L'escalation del global warming
Ogni anno aggiorniamo il record dell’anno più caldo del secolo: la banca dati del Cnr-Isac mostra che la variazione più evidente nel clima italiano è proprio l’aumento della temperatura. Complessivamente negli ultimi due secoli abbiamo guadagnato oltre due gradi, ma l’aumento più evidente di circa 1,5°C è avvenuto dopo il 1980, e questo riscaldamento vale per tutte le stagioni.
Scarse disponibilità idriche
Nell’ultimo periodo si sta manifestando un’altra preoccupante tendenza: le precipitazioni, più intense e disordinate a causa dell’aumento dei fenomeni meteo “estremi”, sembrano registrare una tendenza calante. Dal 2017 si susseguono infatti annate sempre più secche: dall’inizio del 2021 il totale delle piogge cadute in Pianura padana è di circa 170 mm, la metà esatta della media pluriennale del periodo.
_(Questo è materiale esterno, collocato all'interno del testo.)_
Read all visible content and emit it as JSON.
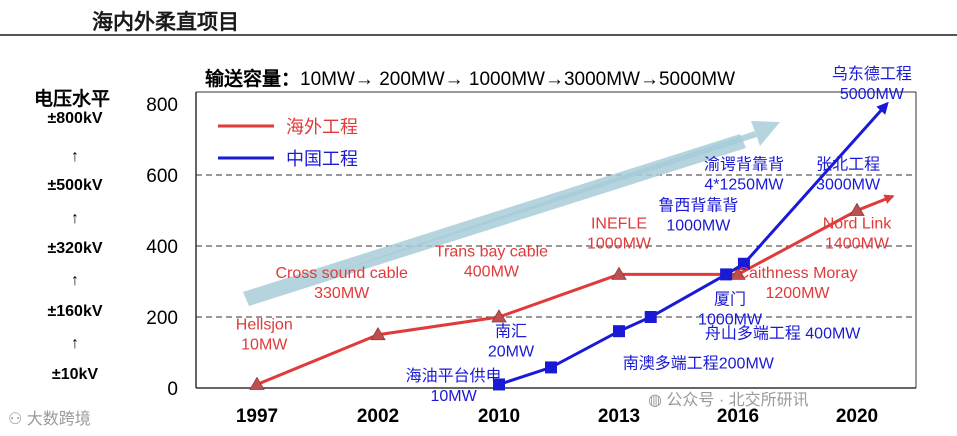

La vite come bioindicatore
Le uve da vino sono tra le colture più influenzate da questi fenomeni, tanto da essere considerate dei bio-indicatori dell’azione del global warming: lo scriviamo nello speciale di questo numero di VVQ, dedicato alle strategie di vigneto e di cantina per fare fronte ai cambiamenti climatici.
Le contromisure
Metodi innovativi di gestione agronomica come la defogliatura in prefioritura e il mantenimento di una maggiore densità di vegetazione nella fascia produttiva consentono di migliorare gli indici di qualità delle uve, contenendo gli effetti dei disaccoppiamenti della maturazione tecnologica, fenolica, aromatica.
Fermentazioni indotte dall’utilizzo di alcuni ceppi di lieviti non-Saccharomyces consentono di migliorare aromi e acidità di mosti penalizzati dall’andamento climatico.
Se però manca l’irrigazione, non c’è nemmeno produzione e tutti questi accorgimenti risultano vani. L’irrigazione del vigneto è passata in poco tempo dall’essere considerata pratica negativa a necessaria. Il guaio è che i fabbisogni irrigui della vite sono più alti quando è maggiore la competizione per l’utilizzo di questa risorsa. Conviene quindi imparare ad usarla al meglio, ma anche questo non basta.
Obiettivo mitigazione
L’Unione europea ha lanciato l’obiettivo della neutralità climatica entro il 2050, un target che oggi può apparire velleitario, ma che rischia di fare la differenza nelle precedenze accordate dalle prossime programmazioni della Pac, la politica agricola comune. Il vigneto sul fronte del climate change non può giocare solo in difesa: deve dimostrare di poter dare un contributo in termini di mitigazione.
L’accordo di Parigi sul clima, siglato nel 2015, evidenzia che entro il 2100, anche nel caso di contenimento delle emissioni di gas serra, aggiungeremo almeno un altro grado alla temperatura globale, e ben quattro se non faremo nulla.
Solo tre-quattro mesi fa esaltavamo il coraggio dei viticoltori francesi che proteggevano i vigneti dalle gelate con stufe a gas e resistenze elettriche, ma è un paradosso termodinamico: nessuno metterebbe il termosifone sul balcone per proteggere i gerani.
La gestione di vigneto e cantina deve necessariamente cambiare, prima che arrivino dall’alto stop a pratiche energivore come la criovinificazione.
L’alternativa rischia di essere peggiore: la scarsità della risorsa idrica ne farebbe schizzare i costi, rendendo più conveniente vendere acqua piuttosto che vino.